Mon imaginaire associe le charbon à la descente humaine dans la terre, aux conditions de travail terribles et à la frénésie industrielle du XIXème siècle. Je vois des hommes, agars comme dans Germinal d’Emile Zola, nourrissant à la pelle des machines pantagruéliques dans les soubassements de bateaux. Quel est alors le charbon que je sors de ma cheminée sans autre effort que le dépassement de ma paresse ?

Si tout le charbon provient initialement du bois, il existe bien deux types de charbon, pour deux types de cendres. Le charbon de mon imaginaire est minéral, fruit d’un long processus terrestre d’amalgame et de transformation, vieux de milliards d’années et devenu, dans ce repos éternel, « pierre parmi les pierres ». Le charbon de bois est, quant à lui, le simple fruit d’une transformation par cuisson, dont fait partie la combustion de ma cheminée. La cendre du premier contient des métaux lourds et doit être traitée avec soin. La deuxième peut simplement finir dans mon jardin. Si une famille comme la mienne se chauffe presque exclusivement à bois, comprendre comment l’utiliser est une question de survie.
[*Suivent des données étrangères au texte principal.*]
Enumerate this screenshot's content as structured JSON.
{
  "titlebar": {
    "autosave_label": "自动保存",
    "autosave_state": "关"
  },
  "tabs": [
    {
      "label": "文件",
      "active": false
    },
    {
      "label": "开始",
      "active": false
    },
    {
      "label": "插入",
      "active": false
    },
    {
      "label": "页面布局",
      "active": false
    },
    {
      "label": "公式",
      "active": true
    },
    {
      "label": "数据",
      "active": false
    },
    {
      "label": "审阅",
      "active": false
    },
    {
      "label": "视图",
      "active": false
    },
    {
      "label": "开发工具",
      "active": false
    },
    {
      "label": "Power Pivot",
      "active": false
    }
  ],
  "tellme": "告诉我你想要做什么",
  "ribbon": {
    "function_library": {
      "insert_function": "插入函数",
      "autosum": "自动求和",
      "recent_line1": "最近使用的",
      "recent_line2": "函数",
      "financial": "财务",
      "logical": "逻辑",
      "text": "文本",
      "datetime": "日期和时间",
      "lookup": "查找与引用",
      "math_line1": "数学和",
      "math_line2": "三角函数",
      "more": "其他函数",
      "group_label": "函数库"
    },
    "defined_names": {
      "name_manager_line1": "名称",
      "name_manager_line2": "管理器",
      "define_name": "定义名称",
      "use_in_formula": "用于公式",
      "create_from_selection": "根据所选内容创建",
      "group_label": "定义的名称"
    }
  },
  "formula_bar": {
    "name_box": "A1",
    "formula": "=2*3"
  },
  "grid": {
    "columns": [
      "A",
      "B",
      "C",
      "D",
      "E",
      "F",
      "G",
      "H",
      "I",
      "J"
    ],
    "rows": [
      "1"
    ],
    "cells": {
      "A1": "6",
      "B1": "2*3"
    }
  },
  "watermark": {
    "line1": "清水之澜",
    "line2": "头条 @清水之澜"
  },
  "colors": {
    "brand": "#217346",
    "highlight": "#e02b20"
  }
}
Selon une logique précédemment énoncée, toute la matière provenant de la nature peut retourner à la nature, et il en va de même pour la cendre. Comment et quand utiliser la cendre est une science dont je commence à apprécier les subtilités. La cendre peut être épandue sur les plantes et la pelouse, en petites quantités, car elle est riche en calcium dont de nombreuses plantes ont besoin. Les plantes qui vivent en terre acide (déjà riche en calcaire) ne doivent pas en recevoir -c’est le cas des azalées et des rhododendrons-. Elles sont en outre une barrière très efficace contre les limaces. Voilà pour la théorie. Dans la pratique, comment faire avec la cendre brûlante et pleine de tisons qui sort de ma cheminée d’hiver, si je dois attendre le printemps pour l’utiliser ? Sans me brûler –c’est trop tard- je peux l’entreposer dans des barils le long de ma maison et ainsi faire ressembler mon habitation à un port qui accumule des déchets nucléaires. Il est aussi possible de l’ajouter au compost, veillant qu’aucun tison de fasse prendre feu au tas. Finalement pourquoi ne pas dissimuler des monticules qui refroidissent à travers mon jardin, telles des fourmilières ? Une fois les cendres froides, il ne faudra pas oublier de les tamiser avant de les utiliser.
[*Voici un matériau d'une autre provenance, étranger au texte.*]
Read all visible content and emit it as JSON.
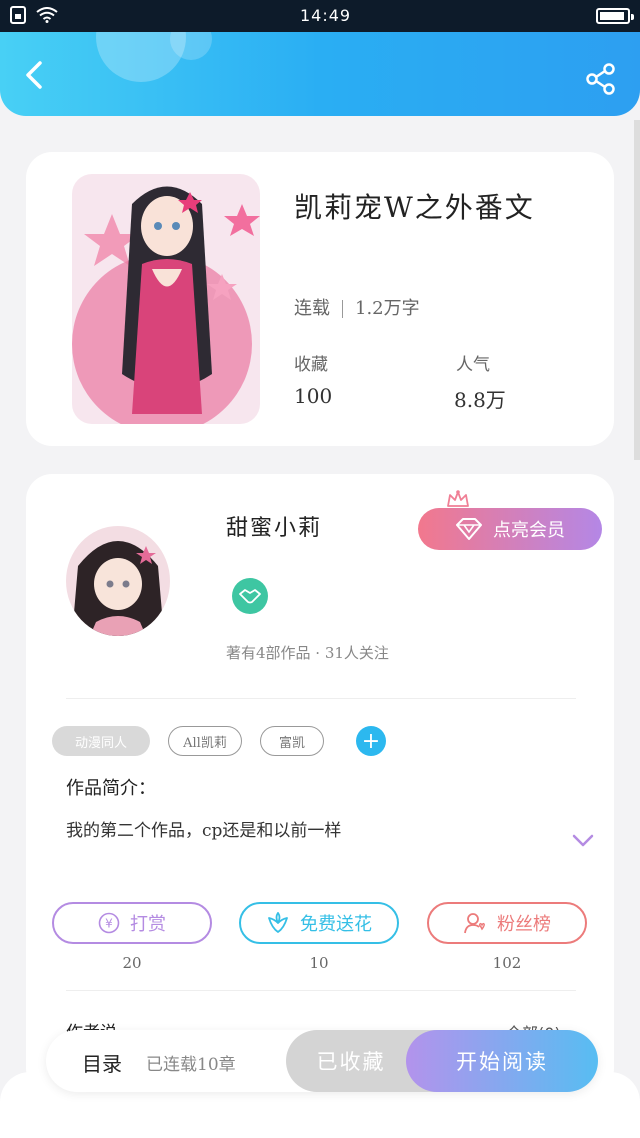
{
  "status_bar": {
    "time": "14:49"
  },
  "book": {
    "title": "凯莉宠W之外番文",
    "status": "连载",
    "word_count": "1.2万字",
    "favorites_label": "收藏",
    "favorites_value": "100",
    "popularity_label": "人气",
    "popularity_value": "8.8万"
  },
  "author": {
    "name": "甜蜜小莉",
    "vip_button": "点亮会员",
    "meta": "著有4部作品 · 31人关注"
  },
  "tags": [
    "动漫同人",
    "All凯莉",
    "富凯"
  ],
  "intro": {
    "heading": "作品简介：",
    "text": "我的第二个作品，cp还是和以前一样"
  },
  "actions": [
    {
      "label": "打赏",
      "count": "20",
      "color": "#b48be2",
      "icon": "yen-icon"
    },
    {
      "label": "免费送花",
      "count": "10",
      "color": "#35bfe6",
      "icon": "flower-icon"
    },
    {
      "label": "粉丝榜",
      "count": "102",
      "color": "#ec7b7b",
      "icon": "fan-icon"
    }
  ],
  "author_says": {
    "heading": "作者说",
    "comments": "全部(0)"
  },
  "bottom": {
    "toc_label": "目录",
    "progress": "已连载10章",
    "saved_button": "已收藏",
    "read_button": "开始阅读"
  }
}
Le processus en vaut-il la peine ? Les femmes des siècles derniers et les « écolos » des temps modernes ont apprécié cette manne du feu, utile dans le nettoyage domestique, comme lessive du linge et savon abrasif pour surfaces. Si je m’arrête au premier danger et à ma paresse, je perdrai l’occasion rare d’utiliser un seul produit dans tous les lieux de mon habitation, du jardin à la salle de bain.